The situation is slightly more complicated in the case of periodic boundary conditions because the standard discretization of the 3D Laplacian operator with periodic boundary is positive semidefinite and has a one-dimensional kernel $K$ comprising solutions of the form $x \equiv C$ with $C$ constant.

Because $A$ is still symmetric in the periodic case, we have that $\operatorname{Range} A = K^\perp$, and so $Ax = b$ will not have a solution unless $\mathbf{1} \cdot b = 0$, where $\mathbf{1}$ is the vector consisting of all 1s. This provides the consistency condition for the right-hand side in discretized form.

Note that, analytically, there is a somewhat simpler way to look at it. Recall that, for $\phi \in C^2(\Omega)$, where $\Omega$ is our domain, we have $$\int_\Omega \Delta \phi \, dx = \int_{\partial \Omega} \frac{\partial \phi}{\partial \mathbf{n}}\, dS.$$ If we stipulate a periodic boundary condition on $\phi$, then the boundary term in the right-hand side disappears, and we're left with $$\int_\Omega \Delta\phi\, dx = 0.$$ So if $\phi$ satisfies $\Delta \phi = f$, it immediately follows that we must have $$\int_\Omega f\, dx = 0.$$ This is the analytical analog to $\mathbf{1} \cdot b = 0$, as both are expressing the fact that the average value of $f$, and thus $b$, over the domain must be zero.

Answer 2

I know its been 2 years.. but here is an example from physics to hammer it home. Consider you are solving the Poisson equation: $$\nabla^2\phi =f$$for electrostatic potentials(ϕ) with the right hand side: $$ f=(-ρ/εo) $$ And, ρ(the charge density) is specified at all the grid points.

Statement: For Periodic solution, the ∫ρdv=0 condition (described by Ben above) sets the system to be net neutral. This is a nice (physical) way to think about average value of f over the periodic box.

Now let's test this statement. For periodic boundary conditions, the integral of the Electric field has to be zero over the surface of the box (you can always find pairs of points on the box surface canceling each other out in the integral).

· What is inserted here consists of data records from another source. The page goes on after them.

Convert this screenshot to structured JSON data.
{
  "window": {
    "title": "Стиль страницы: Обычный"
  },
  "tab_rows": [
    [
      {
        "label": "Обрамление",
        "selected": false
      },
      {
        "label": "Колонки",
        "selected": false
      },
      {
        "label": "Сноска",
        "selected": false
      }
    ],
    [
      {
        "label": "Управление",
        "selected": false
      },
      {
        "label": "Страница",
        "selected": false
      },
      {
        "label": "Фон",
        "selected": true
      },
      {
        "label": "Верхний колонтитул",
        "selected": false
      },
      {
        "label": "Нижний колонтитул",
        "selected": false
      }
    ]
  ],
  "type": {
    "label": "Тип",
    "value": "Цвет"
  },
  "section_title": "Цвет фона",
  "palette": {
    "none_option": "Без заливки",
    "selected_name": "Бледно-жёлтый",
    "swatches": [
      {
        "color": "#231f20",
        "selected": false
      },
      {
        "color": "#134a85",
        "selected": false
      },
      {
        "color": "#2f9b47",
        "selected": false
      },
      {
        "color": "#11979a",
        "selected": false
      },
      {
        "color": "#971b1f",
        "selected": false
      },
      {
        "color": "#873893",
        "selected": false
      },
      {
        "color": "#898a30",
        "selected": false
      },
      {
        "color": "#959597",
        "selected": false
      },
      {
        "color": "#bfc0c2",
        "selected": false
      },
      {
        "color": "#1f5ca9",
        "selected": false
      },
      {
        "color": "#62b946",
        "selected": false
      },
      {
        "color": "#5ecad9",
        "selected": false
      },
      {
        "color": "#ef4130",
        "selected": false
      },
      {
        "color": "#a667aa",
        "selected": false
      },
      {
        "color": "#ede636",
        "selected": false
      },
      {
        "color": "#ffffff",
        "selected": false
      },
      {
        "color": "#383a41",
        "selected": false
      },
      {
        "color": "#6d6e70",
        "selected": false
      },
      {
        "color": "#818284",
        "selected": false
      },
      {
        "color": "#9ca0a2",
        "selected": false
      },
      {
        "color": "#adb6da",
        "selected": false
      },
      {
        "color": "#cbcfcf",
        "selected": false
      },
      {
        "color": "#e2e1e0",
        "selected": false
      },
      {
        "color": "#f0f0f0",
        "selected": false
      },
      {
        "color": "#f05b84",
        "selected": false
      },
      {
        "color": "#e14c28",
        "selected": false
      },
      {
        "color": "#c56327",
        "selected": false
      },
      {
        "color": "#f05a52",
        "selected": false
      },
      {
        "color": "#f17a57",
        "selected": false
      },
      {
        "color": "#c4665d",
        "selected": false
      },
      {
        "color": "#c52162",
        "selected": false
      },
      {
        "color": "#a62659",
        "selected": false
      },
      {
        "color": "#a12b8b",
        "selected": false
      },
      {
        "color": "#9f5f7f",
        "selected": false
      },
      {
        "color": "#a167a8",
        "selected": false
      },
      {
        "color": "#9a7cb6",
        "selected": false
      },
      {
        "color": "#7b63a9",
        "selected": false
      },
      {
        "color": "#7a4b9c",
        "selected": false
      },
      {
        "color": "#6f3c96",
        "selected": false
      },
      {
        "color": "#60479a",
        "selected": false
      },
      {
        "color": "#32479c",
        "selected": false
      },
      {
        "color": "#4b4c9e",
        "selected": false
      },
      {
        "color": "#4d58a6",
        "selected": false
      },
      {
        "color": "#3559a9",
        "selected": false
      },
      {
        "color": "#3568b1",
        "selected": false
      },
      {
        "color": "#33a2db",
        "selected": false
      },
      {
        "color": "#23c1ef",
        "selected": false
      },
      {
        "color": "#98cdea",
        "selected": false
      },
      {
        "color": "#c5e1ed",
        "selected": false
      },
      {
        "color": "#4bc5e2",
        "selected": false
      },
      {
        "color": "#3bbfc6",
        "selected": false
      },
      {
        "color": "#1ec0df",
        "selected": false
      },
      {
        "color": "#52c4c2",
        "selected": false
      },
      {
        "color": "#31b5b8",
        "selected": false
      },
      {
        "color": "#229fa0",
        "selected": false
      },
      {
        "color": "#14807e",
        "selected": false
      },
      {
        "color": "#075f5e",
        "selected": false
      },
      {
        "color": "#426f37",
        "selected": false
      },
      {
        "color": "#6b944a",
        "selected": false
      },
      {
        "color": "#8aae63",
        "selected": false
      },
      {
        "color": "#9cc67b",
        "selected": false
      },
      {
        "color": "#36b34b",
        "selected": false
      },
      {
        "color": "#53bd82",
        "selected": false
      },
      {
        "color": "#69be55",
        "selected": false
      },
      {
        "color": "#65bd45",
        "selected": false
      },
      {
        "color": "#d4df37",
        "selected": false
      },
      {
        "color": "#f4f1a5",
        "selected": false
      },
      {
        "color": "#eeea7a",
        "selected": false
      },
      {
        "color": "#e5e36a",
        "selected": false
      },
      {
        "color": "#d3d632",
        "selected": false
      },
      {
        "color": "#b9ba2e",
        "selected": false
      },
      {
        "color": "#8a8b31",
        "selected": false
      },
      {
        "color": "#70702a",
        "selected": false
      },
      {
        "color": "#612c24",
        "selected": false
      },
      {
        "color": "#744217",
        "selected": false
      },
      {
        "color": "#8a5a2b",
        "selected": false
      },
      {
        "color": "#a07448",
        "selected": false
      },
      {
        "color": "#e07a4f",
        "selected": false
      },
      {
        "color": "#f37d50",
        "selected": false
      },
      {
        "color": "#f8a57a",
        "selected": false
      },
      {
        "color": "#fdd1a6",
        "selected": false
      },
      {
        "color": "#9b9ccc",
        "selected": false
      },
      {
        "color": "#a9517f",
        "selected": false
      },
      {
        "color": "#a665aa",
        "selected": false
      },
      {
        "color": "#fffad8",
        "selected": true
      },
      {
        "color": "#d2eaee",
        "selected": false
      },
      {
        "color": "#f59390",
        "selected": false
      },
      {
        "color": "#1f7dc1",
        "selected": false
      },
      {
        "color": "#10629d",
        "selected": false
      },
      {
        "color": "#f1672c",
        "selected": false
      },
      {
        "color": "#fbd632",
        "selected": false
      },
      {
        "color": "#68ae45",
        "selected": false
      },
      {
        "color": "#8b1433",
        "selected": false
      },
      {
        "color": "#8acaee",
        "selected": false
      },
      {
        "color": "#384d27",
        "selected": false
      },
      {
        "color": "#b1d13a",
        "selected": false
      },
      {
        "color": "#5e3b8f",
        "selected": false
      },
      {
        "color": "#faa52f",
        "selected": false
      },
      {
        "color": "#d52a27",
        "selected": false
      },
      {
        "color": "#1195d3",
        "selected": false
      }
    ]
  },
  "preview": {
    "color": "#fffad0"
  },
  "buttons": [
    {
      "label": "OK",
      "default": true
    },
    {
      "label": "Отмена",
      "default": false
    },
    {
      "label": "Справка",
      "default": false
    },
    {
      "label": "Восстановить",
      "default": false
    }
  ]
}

Then by divergence theorem (gauss law), the box should be neutral and this is what we set out to prove. $$\oint_S {E_n dA = \frac{1}{{\varepsilon _0 }}} Q_{inside} =0$$

A little bit of physics here, but I think it provides a nice reinforcement to the discussion here.

Answer 3

Need to be careful specifically in generating method of manufactured solutions for Poisson's equation. Since definition of the source term has to satisfy the strong form of the PDE as well as the weak form of the PDE. The derivation given above is basically using the weak form of the PDE. In other words, there is a relation between the gradient of the solution at the boundary and the source term integral on the domain.